|Firearms Act 1968|
|Home Office Guidance of Firearms Licensing Law April 2016|
|GOV.UK Guidance Firearms Licensing|
|Firearms Security Handbook 2019|
|CPS Legal Guidance Firearms|
Advice on what to do after bereavement;
The Home Office Guide on Firearms licencsing Law, April 2016, Section 1.10 states;
In the event of the death of a certificate holder the person inheriting the effects must surrender or declare the weapons to the police or a registered firearms dealer. Failure to do so would result in the inheritor being in breach of the law by having the firearms in their possession; it is the responsibility of the inheritor to find out whether firearms are part of the deceased effects. Registered firearms dealers will be able to advise on the value of the items and how best to proceed in accordance with the inheritor’s wishes. Options include applying for a firearms licence, selling/transferring the firearm (to a museum or collector) or destroying it.
Carlton Boyce writes in Saga Magazine (02 November 2015 / 28 May 2019);
What should you do if you inherit firearms, shotguns or other dangerous items?
The death of a loved one is always hard, and the legal complexities that inevitably follow can make the grieving process even harder. The disposal of a loved one’s belongings is never easy, but in the case of firearms, shotguns and other dangerous items, it is even more convoluted and fraught and could, if not handled properly, even land you in trouble with the police.
However, we’re here to help, and while this article cannot take the place of proper legal advice, following these simple steps should help keep you on the right side of the law.
Shotguns and other firearms
Inheriting a shotgun, rifle or other firearm can have potentially serious consequences if it isn’t handled properly.
While there is no need to panic or worry unnecessarily, you cannot ignore the situation as the police take the possession of firearms by unlicensed holders extremely seriously and you might find yourself committing an offence, albeit unwittingly.
Firstly, you need to leave the guns where they are. The licence holder will have a set of keys to the cabinet; you need to find those keys and hold them securely and not give anyone else access to them.
Do not be tempted to touch the weapons. Just leave them – along with any ammunition – locked safely away.
The second thing you must do is to contact the police licensing department. The licence holder may have left you a letter giving you all the information you need, but you have three options:
- Apply to your local police for a section 7 Firearm Certificate, which will authorize you to hold the firearms for a temporary period, usually three months. This is the best option as it gives you time to get them valued and sold, either privately or through a registered firearm dealer.
- Ask a registered firearm dealer to take possession of them for you, either to hold them temporarily or to sell them on your behalf.
- Ask the police to come and remove them. If you do this they will normally only dispose of them for you and will not sell them. This should be your last choice, as you’ll lose whatever value they might have – and the value might be considerable.
If you do decide to sell the firearms, you should seek a couple of valuations from registered firearm dealers, just to make sure you understand exactly what they’re worth.
You can then sell them privately if you wish, but it might be easier to ask a dealer to do so on your behalf.

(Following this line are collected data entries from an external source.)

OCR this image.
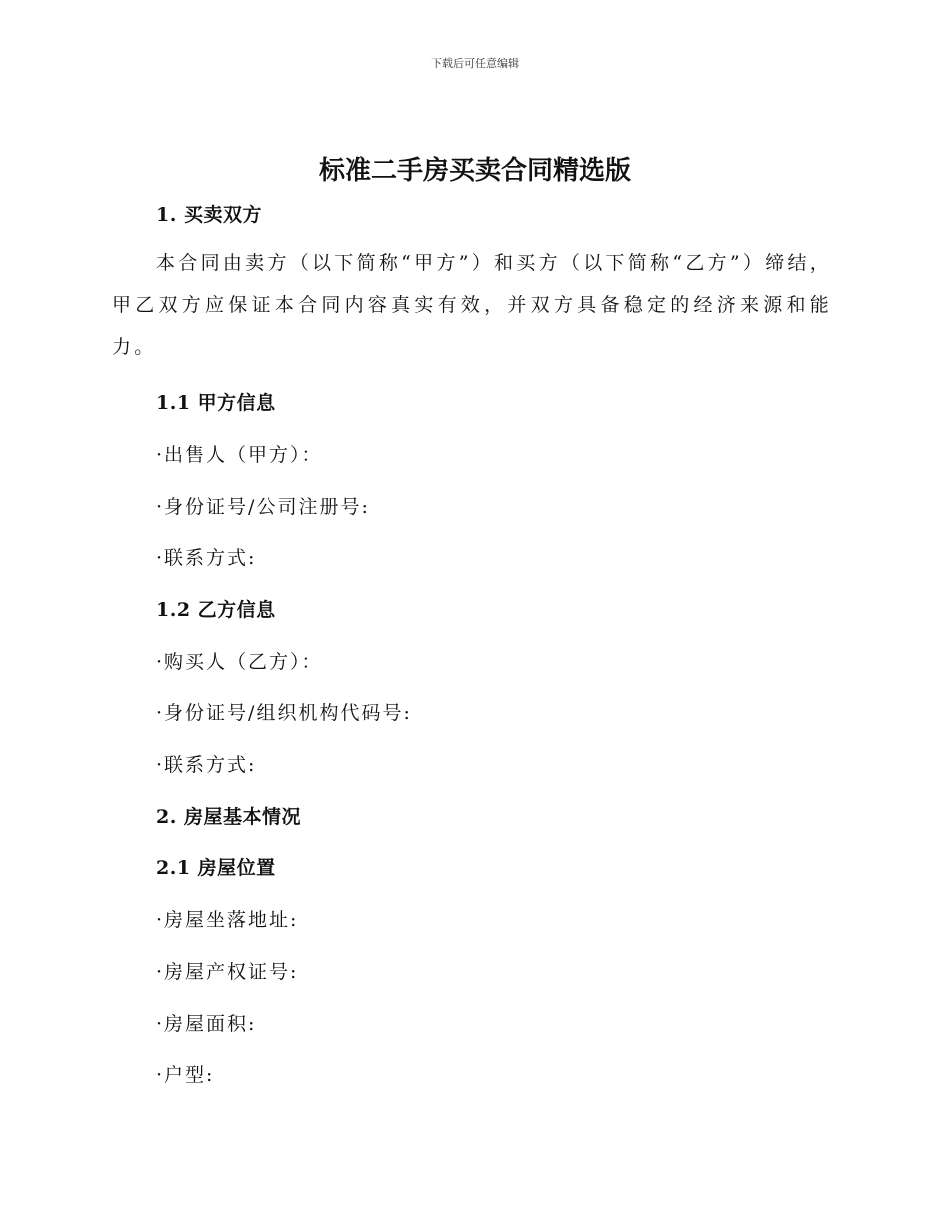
下载后可任意编辑
标准二手房买卖合同精选版
1. 买卖双方
本合同由卖方（以下简称“甲方”）和买方（以下简称“乙方”）缔结，甲乙双方应保证本合同内容真实有效，并双方具备稳定的经济来源和能力。
1.1 甲方信息
·出售人（甲方）：
·身份证号/公司注册号:
·联系方式:
1.2 乙方信息
·购买人（乙方）：
·身份证号/组织机构代码号:
·联系方式:
2. 房屋基本情况
2.1 房屋位置
·房屋坐落地址:
·房屋产权证号:
·房屋面积:
·户型:
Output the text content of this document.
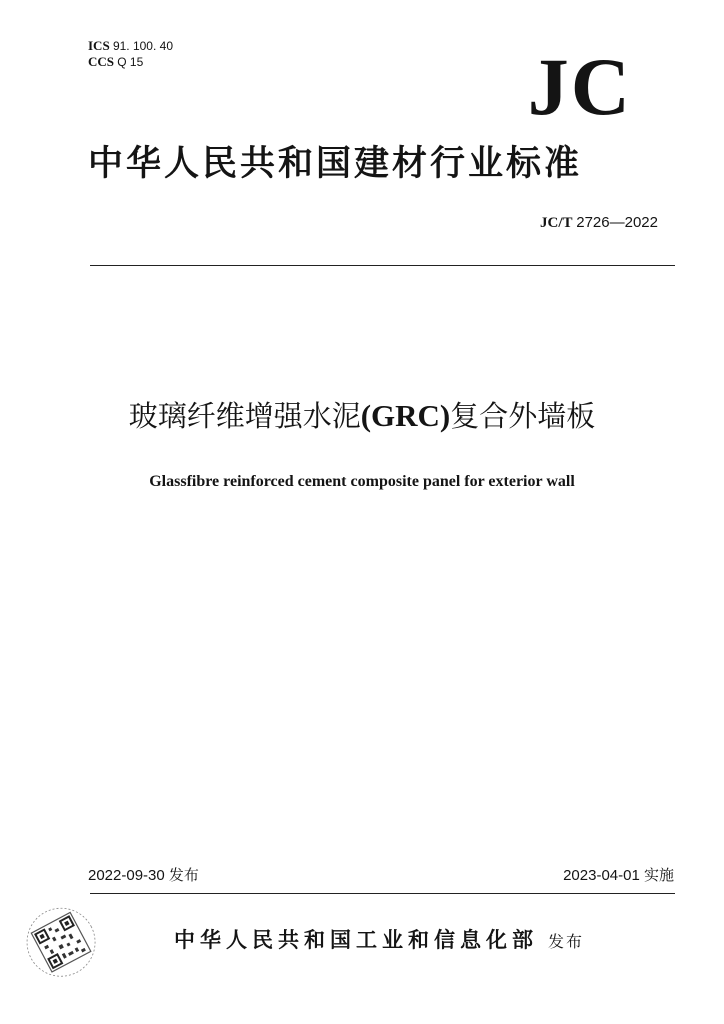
ICS 91. 100. 40
CCS Q 15	JC
中华人民共和国建材行业标准
JC/T 2726—2022
玻璃纤维增强水泥(GRC)复合外墙板
Glassfibre reinforced cement composite panel for exterior wall
2022-09-30 发布	2023-04-01 实施
中华人民共和国工业和信息化部 发布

This will save you from having to register the sale and check the potential purchaser’s firearm or shotgun certificate is valid and appropriate for that class of weapon.
Antique rifles and shotguns
Antique firearms, of any description, are exempt from the need for a licence as they can’t be fired or used other than for display as an ornamental item.
However, you probably aren’t an expert in what is and isn’t exempt, so you should still seek the advice of the police to ensure that this is the case.
Militaria and other weapons
The collection of militaria and other weapons is a well-established and legitimate hobby. However, such items might include potentially dangerous or legally prohibited items, including knives, swords, deactivated and antique firearms and deactivated grenades and other explosive devices.
Sometimes, such collections might even include items found on beaches or in fields or brought home at the end of their military service; this obviously rules out their disposal via your local charity shop!
The best advice I can give is to contact your local police for advice as to their legality. While many of these items are highly collectible, the possession of them in a public place might be an offence, even if the police confirm that no licence is needed to keep them at home.
The Crown Prosecution Service (CPS) gives comprehensive advice on the law surrounding offensive weapons, knives, bladed and pointed articles, but in summary, Section 1 of the Prevention of Crime Act 1953 makes it an offence to have an offensive weapon in your possession in any public place without lawful authority or excuse.
So what constitutes ‘lawful authority or excuse’? Simply put, you need to have a good reason to have it with you outside of your home, which isn’t an onerous burden and can be easily achieved by following these rules:
- If you want to take any weapon or similar item to dispose of it or get it valued, it would be wise to make an appointment with the dealer or auction house in advance. By doing this you can prove you have a lawful excuse for having the item with you in public.
- Keep the item in a bag or closed box and take care not to needlessly show it in public.
- Carrying a letter from a solicitor that proves you are an executor of the will would be sensible but probably unnecessary in the majority of cases.
Hopefully you won’t need to use any of this guidance for a very long time, but when you do the above steps should help you deal with it in a way that is both safe and legal and doesn’t make a bad situation any worse than it already is.